George conceded that “gross evil and grave injustices have been committed by sincere people for the sake of religion.” Such people certainly “thought they were doing the right thing.” He noted that the people who killed Socrates sincerely believed that he was harming the city “by denying the gods and corrupting the youth of Athens.” Religious freedom must be “broad,” George said, “but it can’t be unlimited.” But to limit religious freedom, the state ought to meet “a heavy burden.” In the United States, the standard of the Religious Freedom Restoration Act of 1993 is used, which requires that the state show that requiring the violation of religious precepts is necessary to secure a “compelling state interest, exercised in the least restrictive way.” The question of what is a compelling state interest then becomes the key question. Under the Supreme Court’s Sherbert vs. Verner (1963) decision, judges decide if the standard for burdening religious liberty has been met. Under Employment Division vs. Smith (1990), legislatures grant religious exemptions to generally applicable law. The Supreme Court now seems to be moving again toward the Sherbert regime, enabling religious defendants to appeal to religious freedom in support of their cases. But whatever standard for religious freedom is finally decided, George said, it “should be something non-controversial,” because it ought to be acknowledged “by our common human reason.”

Concluding Observations

This writer believes that one of George’s most important points was that the “human organism is no mere instrumental good but is itself an intrinsic aspect of ourselves as human beings. It’s intrinsic to who we are.” One’s own happiness does not justify the death of another, as happens in abortion, nor does it determine one’s sexual nature, as LGBT liberation insists. As the priority of happiness works itself out, “what I want” overrides morality, resulting in the killing of innocents and the destruction of sex (conceptually, in distinguishing male and female, and also physically, in sexual mutilation).  

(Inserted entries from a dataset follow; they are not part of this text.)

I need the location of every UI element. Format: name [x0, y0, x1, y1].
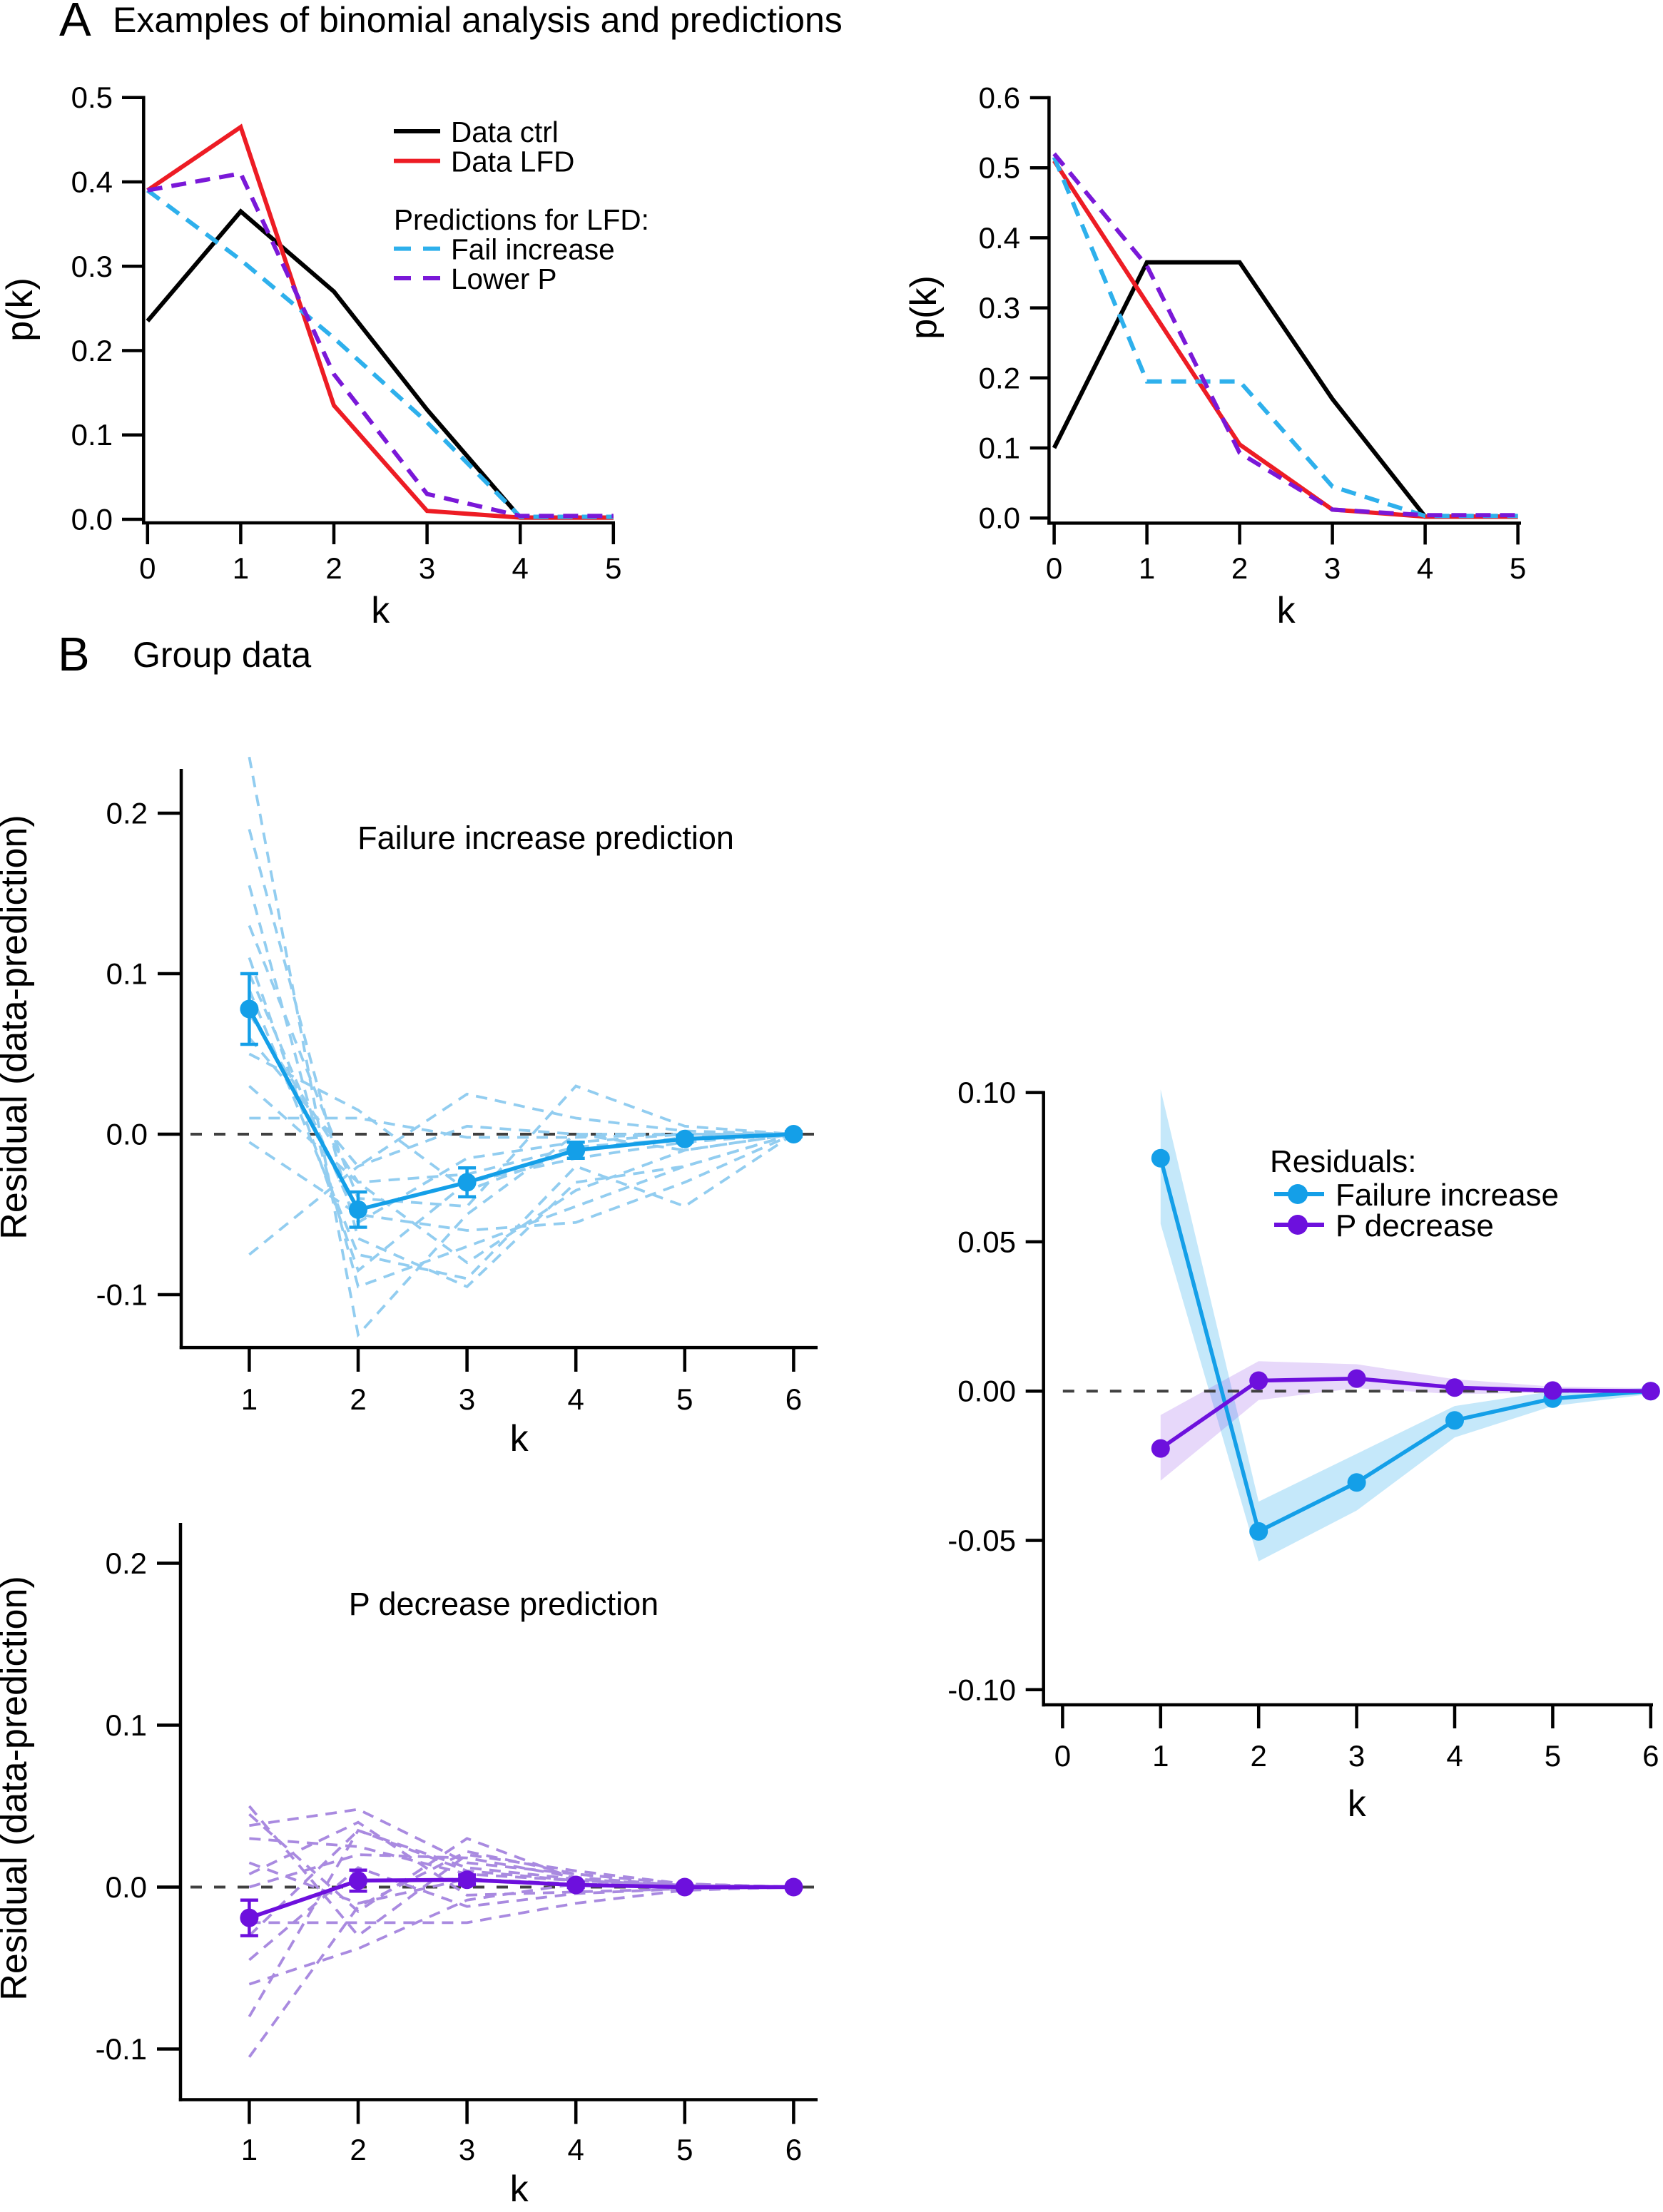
svg-text:5: 5	[605, 551, 621, 585]
svg-text:2: 2	[325, 551, 342, 585]
svg-text:2: 2	[1251, 1739, 1267, 1773]
svg-text:0.6: 0.6	[979, 81, 1020, 115]
svg-text:2: 2	[350, 2133, 366, 2166]
svg-text:0.2: 0.2	[71, 334, 113, 367]
svg-text:k: k	[1348, 1783, 1367, 1825]
svg-text:3: 3	[1348, 1739, 1365, 1773]
svg-text:1: 1	[233, 551, 249, 585]
svg-text:Data LFD: Data LFD	[451, 146, 574, 178]
svg-text:0.0: 0.0	[71, 503, 113, 536]
svg-text:Residuals:: Residuals:	[1270, 1144, 1416, 1179]
svg-text:0.3: 0.3	[979, 291, 1020, 325]
svg-text:4: 4	[568, 2133, 584, 2166]
svg-text:6: 6	[785, 2133, 802, 2166]
svg-text:0.4: 0.4	[979, 221, 1020, 255]
svg-text:0.1: 0.1	[106, 1708, 147, 1742]
svg-text:0.4: 0.4	[71, 165, 113, 199]
svg-text:0.2: 0.2	[106, 1546, 147, 1580]
svg-text:0.05: 0.05	[957, 1225, 1016, 1258]
svg-text:0: 0	[139, 551, 156, 585]
svg-text:0.2: 0.2	[106, 797, 148, 830]
svg-text:k: k	[371, 590, 390, 631]
svg-text:Failure increase prediction: Failure increase prediction	[357, 820, 734, 856]
svg-text:2: 2	[350, 1382, 366, 1416]
svg-text:0.1: 0.1	[71, 418, 113, 452]
svg-text:0.0: 0.0	[106, 1870, 147, 1904]
svg-text:2: 2	[1231, 551, 1248, 585]
svg-text:Failure increase: Failure increase	[1336, 1178, 1559, 1213]
svg-text:0.0: 0.0	[106, 1118, 148, 1151]
svg-text:Data ctrl: Data ctrl	[451, 116, 559, 148]
svg-text:6: 6	[1642, 1739, 1659, 1773]
svg-text:Fail increase: Fail increase	[451, 233, 615, 266]
svg-text:0.10: 0.10	[957, 1076, 1016, 1109]
svg-text:Predictions for LFD:: Predictions for LFD:	[394, 203, 649, 236]
svg-text:B: B	[58, 628, 90, 681]
svg-text:A: A	[59, 0, 91, 46]
svg-text:0.00: 0.00	[957, 1375, 1016, 1408]
svg-text:p(k): p(k)	[903, 275, 945, 340]
svg-text:k: k	[510, 1418, 529, 1459]
svg-text:4: 4	[512, 551, 529, 585]
svg-text:0.5: 0.5	[71, 81, 113, 114]
svg-text:-0.10: -0.10	[947, 1673, 1016, 1706]
svg-text:0.0: 0.0	[979, 501, 1020, 535]
svg-text:0: 0	[1046, 551, 1062, 585]
svg-text:-0.1: -0.1	[96, 1278, 148, 1312]
svg-text:0.1: 0.1	[979, 432, 1020, 465]
svg-text:4: 4	[568, 1382, 584, 1416]
svg-text:k: k	[510, 2168, 529, 2210]
svg-text:Examples of binomial analysis: Examples of binomial analysis and predic…	[113, 0, 843, 40]
svg-text:3: 3	[419, 551, 435, 585]
svg-text:-0.1: -0.1	[96, 2032, 147, 2066]
svg-text:0.2: 0.2	[979, 361, 1020, 394]
svg-text:5: 5	[1545, 1739, 1561, 1773]
svg-text:5: 5	[676, 2133, 693, 2166]
svg-text:4: 4	[1446, 1739, 1463, 1773]
svg-text:3: 3	[459, 1382, 475, 1416]
svg-text:1: 1	[241, 1382, 258, 1416]
svg-text:6: 6	[785, 1382, 802, 1416]
svg-text:0.1: 0.1	[106, 957, 148, 991]
svg-text:0.3: 0.3	[71, 250, 113, 283]
svg-text:P decrease: P decrease	[1336, 1208, 1494, 1243]
svg-text:k: k	[1277, 590, 1296, 631]
svg-text:p(k): p(k)	[0, 277, 41, 342]
svg-text:Residual (data-prediction): Residual (data-prediction)	[0, 1576, 35, 2000]
svg-text:Lower P: Lower P	[451, 263, 557, 295]
svg-text:3: 3	[1324, 551, 1341, 585]
svg-text:Residual (data-prediction): Residual (data-prediction)	[0, 815, 35, 1239]
svg-text:1: 1	[1152, 1739, 1169, 1773]
svg-text:P decrease prediction: P decrease prediction	[349, 1586, 658, 1622]
svg-text:5: 5	[676, 1382, 693, 1416]
svg-text:Group data: Group data	[133, 635, 311, 675]
svg-text:5: 5	[1510, 551, 1526, 585]
svg-text:-0.05: -0.05	[947, 1524, 1016, 1557]
svg-text:0.5: 0.5	[979, 151, 1020, 185]
svg-text:0: 0	[1054, 1739, 1071, 1773]
svg-text:1: 1	[1139, 551, 1155, 585]
svg-text:4: 4	[1417, 551, 1433, 585]
svg-text:1: 1	[241, 2133, 258, 2166]
svg-text:3: 3	[459, 2133, 475, 2166]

Further, and most importantly, religious duty by its very nature takes priority over  human law, as this writer has often pointed out that James Madison, the author of the First Amendment said in the Memorial and Remonstrance against Religious Assessments. While the greatest prudence is certainly called for, as well as consultation, if possible, with other believers, in any conflict between divine and human law, one must, as Acts 5:27-29 clearly states “obey God rather than men.” We might note in response to any claims of fanaticism in this connection that the atheist dictatorships of the last century and this certainly believed that the good of the perfect society justified many acts common sense would see as evil. But even if that were not the case, there is still an absolute duty to obey God.

Finally, it should be pointed out that the right of conscience should have priority in questions of religious freedom. It is obviously wrong to take an action believed evil, and the objector should not take such action, regardless of the penalty. We must, as far as possible, strive for a righteous life, because, as the Scripture says, “what does not proceed from faith is sin.” (Rom. 14:22-23).

  1. Comment by robert Landbeck on October 7, 2023 at 3:06 pm

    A Biblical ‘righteous life’ is not possible because human nature does not allow for it! That is to say that theology and philosophy have grossly misundertood ‘natural law’. It offers no insight as a moral guide to human conduct, but in fact only perpetuates the Original ‘sin’, better understood as primary moral error of mind, body and perception, which is embedded within human nature itself and will not be corrected by any existing religious conception. Given the corruptions of natural law that are self evident today and slowly bankrupting the church, the claims and pretentions of existing ‘natural law’ thinking are looking more and more like the emperors new clothes.